Bevor Sie nach Jena kamen waren Sie Pfarrer in St. Petersburg in Rußland und in Baku in Aserbaidschan. Sie hält es nie lange an einem Ort?
Zierold:
Ja und nein. Es ist ja in vielen Berufen so, dass Wechsel auf der Tagesordnung stehen. Auch das Berufsbild des Pfarrers hat sich gravierend geändert. Die Vorstellung von einem Pfarrer, der lange an einem Ort ist, immer die gleichen Aufgaben hat, wandelt sich. Man arbeitet und lebt heute in Projekten und zeitlich befristeten Tätigkeiten. Entsprechend ist auch die Verweildauer eine andere.

Auch andere Länder haben schöne Pfarrstellen. Was zieht Sie mit Vorliebe gen Osten?
Zierold:
Mich würde es auch in andere Regionen ziehen, aber Aufgabe und Qualifikation müssen passen. Mit meiner Erfahrung, meinen Beziehungen bin ich für Lettland besser geeignet als für Lissabon. Außerdem lebe ich gern in einer Welt, in der nicht alles so perfekt ist, wo Spontanität noch eine Möglichkeit ist. Es macht einfach mehr Freude, wenn es Raum für Improvisation und Kreativität gibt.

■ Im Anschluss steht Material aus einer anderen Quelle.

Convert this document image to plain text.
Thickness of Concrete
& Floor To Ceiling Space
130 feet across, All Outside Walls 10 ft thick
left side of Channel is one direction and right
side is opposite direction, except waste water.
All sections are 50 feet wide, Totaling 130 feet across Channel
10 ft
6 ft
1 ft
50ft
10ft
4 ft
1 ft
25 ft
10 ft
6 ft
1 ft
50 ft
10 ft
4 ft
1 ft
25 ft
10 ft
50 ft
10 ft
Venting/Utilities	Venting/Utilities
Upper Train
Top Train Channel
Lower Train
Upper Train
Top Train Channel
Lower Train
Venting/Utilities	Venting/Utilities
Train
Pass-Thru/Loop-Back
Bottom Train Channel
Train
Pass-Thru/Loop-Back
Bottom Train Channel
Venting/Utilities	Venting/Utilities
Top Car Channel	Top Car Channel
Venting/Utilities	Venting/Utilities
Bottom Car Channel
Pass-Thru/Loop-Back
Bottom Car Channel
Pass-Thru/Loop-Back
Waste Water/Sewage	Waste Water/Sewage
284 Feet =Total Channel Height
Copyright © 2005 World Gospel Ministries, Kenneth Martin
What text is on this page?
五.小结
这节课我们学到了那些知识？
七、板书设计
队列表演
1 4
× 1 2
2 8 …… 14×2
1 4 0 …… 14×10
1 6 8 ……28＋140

Apropos Kreativität: Als begeisterter Motorradfahrer haben Sie 1998 das erste christliche Biker-Treffen in Friesau organisiert. Die Biker-Gottesdienste sind inzwischen eine Institution. Werden Sie denn jetzt das Bike gegen ein Boot an der Ostsee eintauschen müssen?
Zierold:
Nein, erstmal nicht (lacht).

Wieviele Zweiräder haben Sie denn?
Zierold:
Da müsste ich mal zählen. Zehn vielleicht. Aber ich fahre ja nicht nur, sondern sammle, baue auf. Das älteste Motorrad, das ich habe, ist eine Excelsior von 1930 – das neuste eine Moto Guzzi von 2005.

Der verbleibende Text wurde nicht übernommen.